Merger and acquisition activity is typically influenced by economic trends. To meet their clients’ requirements, the traditional hardware suppliers like IBM, HP, DEC, Siemens, ICL, Unisys and AT&T have all widened their portfolios, often through mergers, acquisitions, strategic alliances and joint ventures (Currie, 2000). Information technology companies like Fair Isaac and Company are trying to widen their IT platforms and are seeking product and service pioneers who can help them expand their customer base and increase distribution.
However, it has been said that for large corporations to have a strategic position in the Information technology market it must restructure, re-engineer, and re-shape their businesses to compete more effectively. The economic recession and increased global competition has led many companies to seek cost cutting measures (Currie, 2000). In doing so, Fair Isaac and Company has reduced their technical call center staff from seven to three with a hiring freeze in place.
Growing at a compound annual growth rate of 20.1 percent the global Information technology market is slowing down drastically. There was a slow down in the supply side of the Information technology labor market because many companies postponed major projects while they worked on Y2K issues. The Information technology services market in North America and Western Europe gained strength towards the late 1990s. It has been led to believe that Western Europe’s Information technology services market was stronger in the nineties than North America due to differences in the economic conditions and growth cycles. Unfortunately, the growth rate for Western Europe declined by 10 percent in 2001(Carrie, 2000).
Primary and Secondary Data The tools being implemented to obtain primary data sources is using a fairly new method called competence management. FairIsaac feels that in order to get a handle on employee costs (currently its biggest expense) it must do a better job at improving the competence of its existing staff. Competence management is important because its central aim is to generate competencies that provide the organization with the right mix of talent to meet existing and future needs (Hustad & Munkvold, 2005). Competence management constitutes an important element in knowledge management (KM), which focuses on systematic, innovative methods and tools for managing an organization (Hustad & Munkvold, 2005).
The term knowledge management itself refers to a broad range of information systems supporting the creation, transfer, and application of individual and organizational knowledge (Hustad & Munkvold, 2005). It is here that interviewers will conduct informal surveys with a sample support staff across all global boundaries within the FairIsaac organization. The interview questions will seek primary data such as the implementation of on-site training and accessibility to the tools necessary to troubleshoot problems effectively and efficiently. Significance of the company’s knowledge management strategy and hands-on approach to knowledge sharing will be recorded for the purposes of the overall competence management system.
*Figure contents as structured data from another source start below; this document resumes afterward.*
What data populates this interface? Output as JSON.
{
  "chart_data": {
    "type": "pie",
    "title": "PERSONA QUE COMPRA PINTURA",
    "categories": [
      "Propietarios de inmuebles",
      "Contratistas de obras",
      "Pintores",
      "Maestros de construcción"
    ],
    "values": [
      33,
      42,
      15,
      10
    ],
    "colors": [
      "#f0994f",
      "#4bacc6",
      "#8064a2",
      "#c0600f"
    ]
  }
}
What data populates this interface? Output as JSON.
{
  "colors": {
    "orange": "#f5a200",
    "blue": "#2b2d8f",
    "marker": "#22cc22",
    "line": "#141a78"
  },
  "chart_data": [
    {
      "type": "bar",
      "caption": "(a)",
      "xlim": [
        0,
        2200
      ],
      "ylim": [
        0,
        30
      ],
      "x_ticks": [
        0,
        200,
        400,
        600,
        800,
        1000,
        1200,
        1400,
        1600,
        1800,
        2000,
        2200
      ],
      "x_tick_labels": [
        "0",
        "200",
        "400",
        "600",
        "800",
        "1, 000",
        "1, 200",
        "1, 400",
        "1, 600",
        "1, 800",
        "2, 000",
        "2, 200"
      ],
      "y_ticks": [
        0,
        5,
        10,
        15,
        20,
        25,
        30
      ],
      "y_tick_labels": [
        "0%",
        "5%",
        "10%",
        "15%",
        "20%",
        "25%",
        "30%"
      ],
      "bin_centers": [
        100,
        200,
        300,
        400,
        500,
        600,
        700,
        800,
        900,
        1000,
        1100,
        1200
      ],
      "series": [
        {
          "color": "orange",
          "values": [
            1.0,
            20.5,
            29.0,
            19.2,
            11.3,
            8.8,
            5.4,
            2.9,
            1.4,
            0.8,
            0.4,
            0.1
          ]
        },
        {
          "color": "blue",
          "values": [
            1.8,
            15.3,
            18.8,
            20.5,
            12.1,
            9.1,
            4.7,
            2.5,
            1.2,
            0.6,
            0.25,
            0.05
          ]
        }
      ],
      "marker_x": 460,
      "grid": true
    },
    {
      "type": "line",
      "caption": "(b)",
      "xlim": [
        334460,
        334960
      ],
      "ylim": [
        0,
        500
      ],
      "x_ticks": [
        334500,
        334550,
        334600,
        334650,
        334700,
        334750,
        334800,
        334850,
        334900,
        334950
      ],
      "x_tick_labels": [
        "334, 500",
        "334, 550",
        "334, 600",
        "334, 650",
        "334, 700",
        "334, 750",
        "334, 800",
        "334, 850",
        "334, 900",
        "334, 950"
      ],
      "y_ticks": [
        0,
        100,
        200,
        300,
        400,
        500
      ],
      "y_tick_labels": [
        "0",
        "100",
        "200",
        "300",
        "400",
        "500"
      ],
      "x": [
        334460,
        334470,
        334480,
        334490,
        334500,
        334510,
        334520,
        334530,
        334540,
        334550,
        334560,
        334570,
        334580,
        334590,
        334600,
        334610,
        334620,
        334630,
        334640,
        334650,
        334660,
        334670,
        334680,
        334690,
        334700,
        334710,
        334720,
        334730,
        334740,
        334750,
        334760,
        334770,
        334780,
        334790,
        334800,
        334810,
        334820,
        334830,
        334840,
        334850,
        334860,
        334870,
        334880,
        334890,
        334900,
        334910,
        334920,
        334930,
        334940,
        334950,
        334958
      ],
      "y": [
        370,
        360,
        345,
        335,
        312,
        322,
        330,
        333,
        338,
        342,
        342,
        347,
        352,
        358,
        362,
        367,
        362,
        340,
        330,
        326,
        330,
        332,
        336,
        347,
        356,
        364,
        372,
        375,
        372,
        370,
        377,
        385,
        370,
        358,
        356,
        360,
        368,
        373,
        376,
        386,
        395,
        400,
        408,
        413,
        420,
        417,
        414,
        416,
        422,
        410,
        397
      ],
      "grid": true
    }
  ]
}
Secondary knowledge data will primarily come via the documenting of the analysis from the company’s internal systems, which includes the intranet, strategy reports, projects documents, production information, implementation plans, and internal presentation materials and models (Hustad & Munkvold, 2005). FairIsaac has internally created several high-level analytics and metrics to get a firm gauge on corporate initiatives. Sensitive information is analyzed and dissected for the purposes of disseminating goals that were both missed and obtained. The three-step process of analysis, planning and implementing will serve as information needed to put a new plan into action to address the problem set forth.